Township in Ohio, US

Wayne Township is one of the twenty townships of Darke County, Ohio, United States. The 2020 census found 4,491 people in the township.

==Geography==
Located in the northeastern part of the county, it borders the following townships:
- Patterson Township - north
- Cynthian Township, Shelby County - northeast corner
- Loramie Township, Shelby County - east
- Newberry Township, Miami County - southeast
- Adams Township - south
- Richland Township - southwest
- York Township - northwest

The village of Versailles is located in central Wayne Township, and the unincorporated community of Frenchtown lies in the township's northwest.

==Name and history==
Wayne Township was established in 1817, and named for Anthony Wayne. It is one of twenty Wayne Townships statewide.

==Government==
The township is governed by a three-member board of trustees, who are elected in November of odd-numbered years to a four-year term beginning on the following January 1. Two are elected in the year after the presidential election and one is elected in the year before it.
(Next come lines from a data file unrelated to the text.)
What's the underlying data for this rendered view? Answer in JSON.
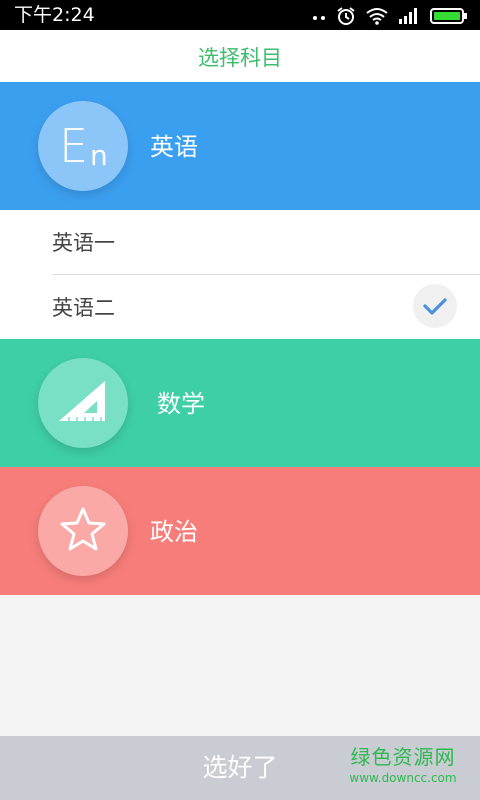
{
  "status_bar": {
    "time": "下午2:24",
    "icons": [
      "signal-dots-icon",
      "alarm-icon",
      "wifi-icon",
      "cell-signal-icon",
      "battery-icon"
    ]
  },
  "header": {
    "title": "选择科目"
  },
  "subjects": [
    {
      "id": "english",
      "label": "英语",
      "icon": "english-en-icon",
      "icon_text_big": "E",
      "icon_text_small": "n",
      "color": "#3b9ff0"
    },
    {
      "id": "math",
      "label": "数学",
      "icon": "triangle-ruler-icon",
      "color": "#3ecfa6"
    },
    {
      "id": "politics",
      "label": "政治",
      "icon": "star-icon",
      "color": "#f77d7a"
    }
  ],
  "english_options": [
    {
      "label": "英语一",
      "selected": false
    },
    {
      "label": "英语二",
      "selected": true
    }
  ],
  "footer": {
    "done_label": "选好了"
  },
  "watermark": {
    "title": "绿色资源网",
    "url": "www.downcc.com"
  },
  "colors": {
    "header_text": "#3dbd6e",
    "check_mark": "#4a8fe0",
    "bottom_bar": "#c9ccd3"
  }
}
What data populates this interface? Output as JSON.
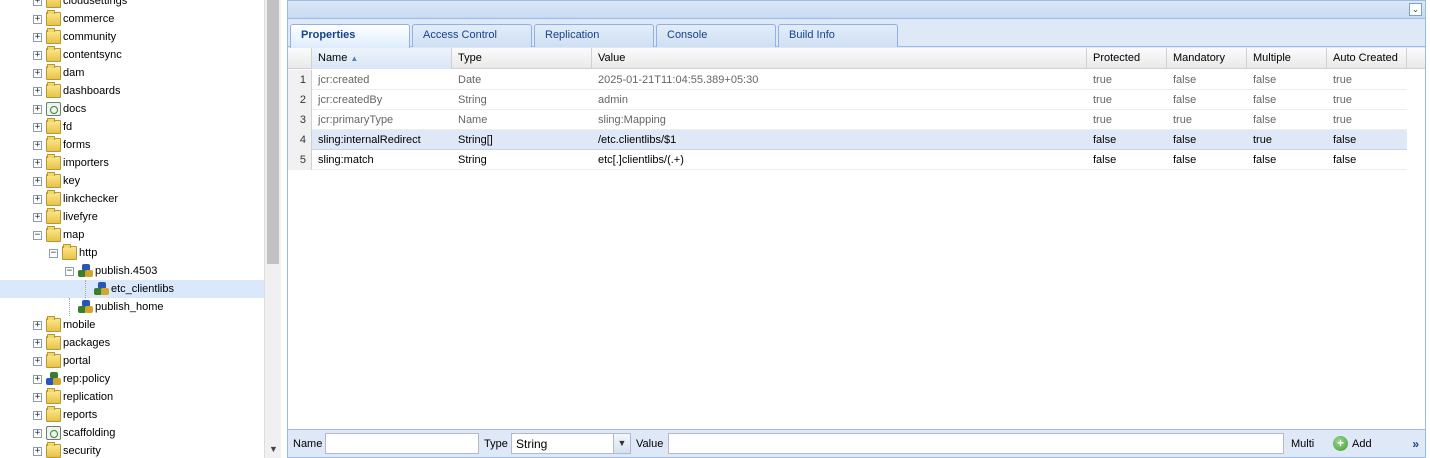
{
  "tree": {
    "items": [
      {
        "label": "cloudsettings",
        "icon": "folder-icon",
        "depth": 0,
        "toggle": "+"
      },
      {
        "label": "commerce",
        "icon": "folder-icon",
        "depth": 0,
        "toggle": "+"
      },
      {
        "label": "community",
        "icon": "folder-icon",
        "depth": 0,
        "toggle": "+"
      },
      {
        "label": "contentsync",
        "icon": "folder-icon",
        "depth": 0,
        "toggle": "+"
      },
      {
        "label": "dam",
        "icon": "folder-icon",
        "depth": 0,
        "toggle": "+"
      },
      {
        "label": "dashboards",
        "icon": "folder-icon",
        "depth": 0,
        "toggle": "+"
      },
      {
        "label": "docs",
        "icon": "docs-node-icon",
        "depth": 0,
        "toggle": "+"
      },
      {
        "label": "fd",
        "icon": "folder-icon",
        "depth": 0,
        "toggle": "+"
      },
      {
        "label": "forms",
        "icon": "folder-icon",
        "depth": 0,
        "toggle": "+"
      },
      {
        "label": "importers",
        "icon": "folder-icon",
        "depth": 0,
        "toggle": "+"
      },
      {
        "label": "key",
        "icon": "folder-icon",
        "depth": 0,
        "toggle": "+"
      },
      {
        "label": "linkchecker",
        "icon": "folder-icon",
        "depth": 0,
        "toggle": "+"
      },
      {
        "label": "livefyre",
        "icon": "folder-icon",
        "depth": 0,
        "toggle": "+"
      },
      {
        "label": "map",
        "icon": "folder-icon",
        "depth": 0,
        "toggle": "−"
      },
      {
        "label": "http",
        "icon": "folder-icon",
        "depth": 1,
        "toggle": "−"
      },
      {
        "label": "publish.4503",
        "icon": "mapping-icon",
        "depth": 2,
        "toggle": "−"
      },
      {
        "label": "etc_clientlibs",
        "icon": "mapping-icon",
        "depth": 3,
        "toggle": "",
        "selected": true
      },
      {
        "label": "publish_home",
        "icon": "mapping-icon",
        "depth": 2,
        "toggle": ""
      },
      {
        "label": "mobile",
        "icon": "folder-icon",
        "depth": 0,
        "toggle": "+"
      },
      {
        "label": "packages",
        "icon": "folder-icon",
        "depth": 0,
        "toggle": "+"
      },
      {
        "label": "portal",
        "icon": "folder-icon",
        "depth": 0,
        "toggle": "+"
      },
      {
        "label": "rep:policy",
        "icon": "policy-icon",
        "depth": 0,
        "toggle": "+"
      },
      {
        "label": "replication",
        "icon": "folder-icon",
        "depth": 0,
        "toggle": "+"
      },
      {
        "label": "reports",
        "icon": "folder-icon",
        "depth": 0,
        "toggle": "+"
      },
      {
        "label": "scaffolding",
        "icon": "docs-node-icon",
        "depth": 0,
        "toggle": "+"
      },
      {
        "label": "security",
        "icon": "folder-icon",
        "depth": 0,
        "toggle": "+"
      }
    ]
  },
  "tabs": [
    {
      "label": "Properties",
      "active": true
    },
    {
      "label": "Access Control",
      "active": false
    },
    {
      "label": "Replication",
      "active": false
    },
    {
      "label": "Console",
      "active": false
    },
    {
      "label": "Build Info",
      "active": false
    }
  ],
  "grid": {
    "columns": [
      "Name",
      "Type",
      "Value",
      "Protected",
      "Mandatory",
      "Multiple",
      "Auto Created"
    ],
    "sort_indicator": "▲",
    "rows": [
      {
        "num": "1",
        "name": "jcr:created",
        "type": "Date",
        "value": "2025-01-21T11:04:55.389+05:30",
        "protected": "true",
        "mandatory": "false",
        "multiple": "false",
        "auto_created": "true"
      },
      {
        "num": "2",
        "name": "jcr:createdBy",
        "type": "String",
        "value": "admin",
        "protected": "true",
        "mandatory": "false",
        "multiple": "false",
        "auto_created": "true"
      },
      {
        "num": "3",
        "name": "jcr:primaryType",
        "type": "Name",
        "value": "sling:Mapping",
        "protected": "true",
        "mandatory": "true",
        "multiple": "false",
        "auto_created": "true"
      },
      {
        "num": "4",
        "name": "sling:internalRedirect",
        "type": "String[]",
        "value": "/etc.clientlibs/$1",
        "protected": "false",
        "mandatory": "false",
        "multiple": "true",
        "auto_created": "false"
      },
      {
        "num": "5",
        "name": "sling:match",
        "type": "String",
        "value": "etc[.]clientlibs/(.+)",
        "protected": "false",
        "mandatory": "false",
        "multiple": "false",
        "auto_created": "false"
      }
    ]
  },
  "bottom_bar": {
    "name_label": "Name",
    "name_value": "",
    "type_label": "Type",
    "type_value": "String",
    "value_label": "Value",
    "value_value": "",
    "multi_label": "Multi",
    "add_label": "Add",
    "more_glyph": "»"
  },
  "icons": {
    "collapse": "collapse-icon",
    "dropdown": "chevron-down-icon",
    "add": "plus-circle-icon"
  }
}
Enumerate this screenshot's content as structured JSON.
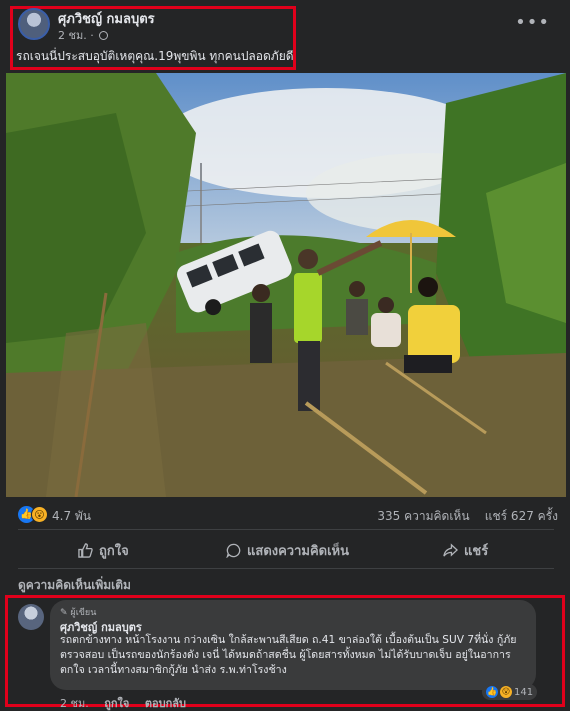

There is also an elected township fiscal officer, who serves a four-year term beginning on April 1 of the year after the election, which is held in November of the year before the presidential election. Vacancies in the fiscal officership or on the board of trustees are filled by the remaining trustees.

The township's government is housed in Versailles, at the Versailles Town Hall and Wayne Township House, a structure on the National Register of Historic Places.